Phoenix swore under his breath.
“We need to call Bean,” Eric said quietly. Bean was our nickname for our youngest sister, Isabelle. She was living in Philly with her famous hockey player husband.
I nodded.
Becket Facetimed her. She picked up with a smile that vanished the second she saw our faces.
“What’s wrong?” she asked.
Becket didn’t soften it for her either. He laid it out the same way he had for us. By the end, Bean was crying silently on the other end of the call.
“He let us think she just left,” she whispered.
Luc’s arm appeared around her shoulders on the screen. He didn’t interrupt. Just held her.
Phoenix rubbed his jaw. “He cracks now? Because of Claire’s friend? Because she’s digging?”

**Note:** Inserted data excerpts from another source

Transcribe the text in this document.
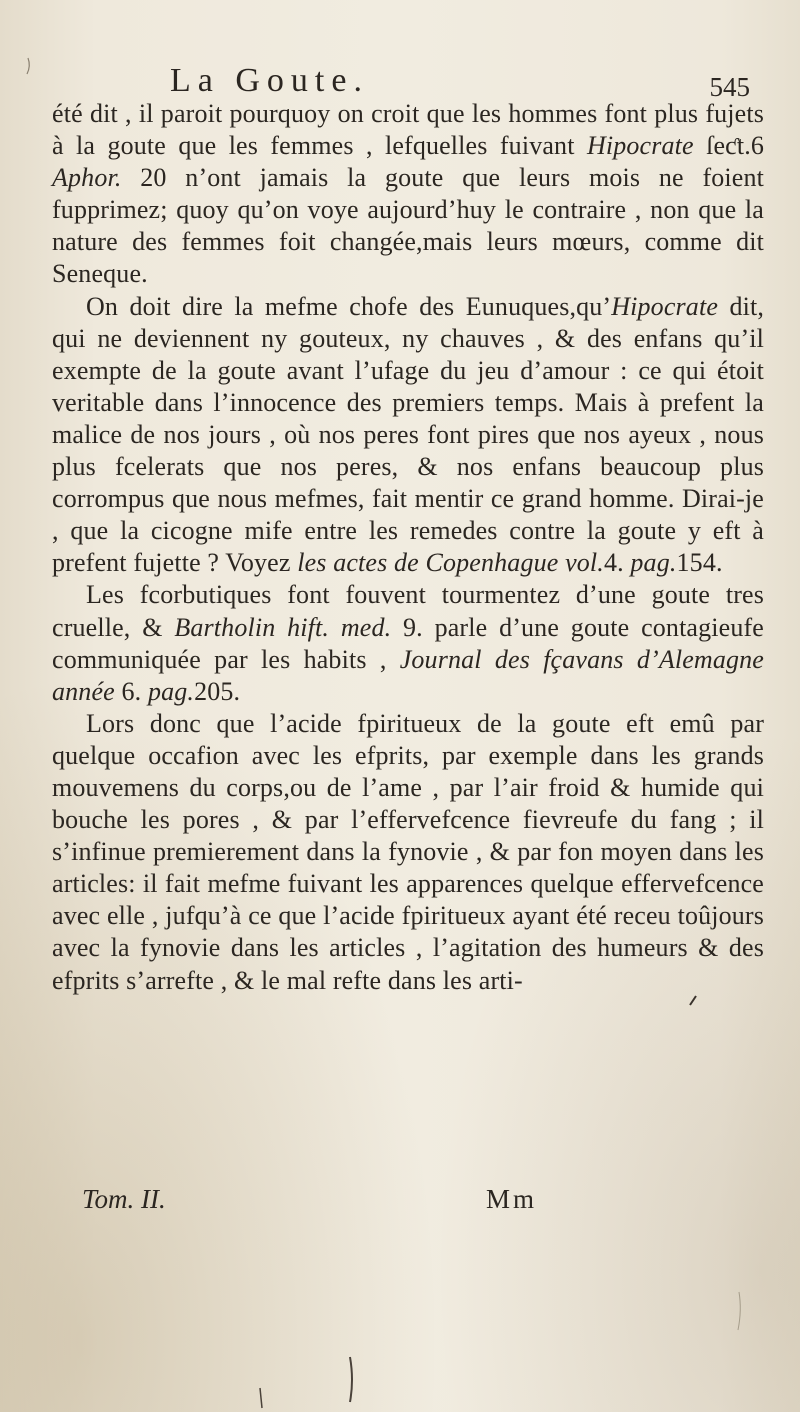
La Goute.	545

été dit , il paroit pourquoy on croit que les hommes font plus fujets à la goute que les femmes , lefquelles fuivant Hipocrate ſeƈt.6 Aphor. 20 n’ont jamais la goute que leurs mois ne foient fupprimez; quoy qu’on voye aujourd’huy le contraire , non que la nature des femmes foit changée,mais leurs mœurs, comme dit Seneque.

On doit dire la mefme chofe des Eunuques,qu’Hipocrate dit, qui ne deviennent ny gouteux, ny chauves , & des enfans qu’il exempte de la goute avant l’ufage du jeu d’amour : ce qui étoit veritable dans l’innocence des premiers temps. Mais à prefent la malice de nos jours , où nos peres font pires que nos ayeux , nous plus fcelerats que nos peres, & nos enfans beaucoup plus corrompus que nous mefmes, fait mentir ce grand homme. Dirai-je , que la cicogne mife entre les remedes contre la goute y eft à prefent fujette ? Voyez les actes de Copenhague vol.4. pag.154.

Les fcorbutiques font fouvent tourmentez d’une goute tres cruelle, & Bartholin hift. med. 9. parle d’une goute contagieufe communiquée par les habits , Journal des fçavans d’Alemagne année 6. pag.205.

Lors donc que l’acide fpiritueux de la goute eft emû par quelque occafion avec les efprits, par exemple dans les grands mouvemens du corps,ou de l’ame , par l’air froid & humide qui bouche les pores , & par l’effervefcence fievreufe du fang ; il s’infinue premierement dans la fynovie , & par fon moyen dans les articles: il fait mefme fuivant les apparences quelque effervefcence avec elle , jufqu’à ce que l’acide fpiritueux ayant été receu toûjours avec la fynovie dans les articles , l’agitation des humeurs & des efprits s’arrefte , & le mal refte dans les arti-

Tom. II.	Mm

“That’s what kills me,” Becket said. “Claire shows up chasing answers about Sophie, and suddenly Dad’s ready to confess.”
I swallowed hard.
“He watched her obsess over that case, and that triggered him,” Becket continued. “But he never once thought maybe we deserved to know why our mother walked out.”
Eric leaned back in his chair slowly. “I blamed myself,” he admitted quietly. “For years. I thought I wasn’t enough. That I did something.”
Bean nodded through tears. “I thought she left because I was too much work.”
Phoenix looked down. “I thought it was because I was getting into trouble.”
Becket’s voice went low. “I figured I was too angry. That she didn’t want to raise a kid who looked at the world like I did.”
Their words hit like blows. I stared at my hands. “I thought she left because I wasn’t worth staying for,” I said finally.
No one laughed or dismissed it. We all carried the same wound. Just shaped differently.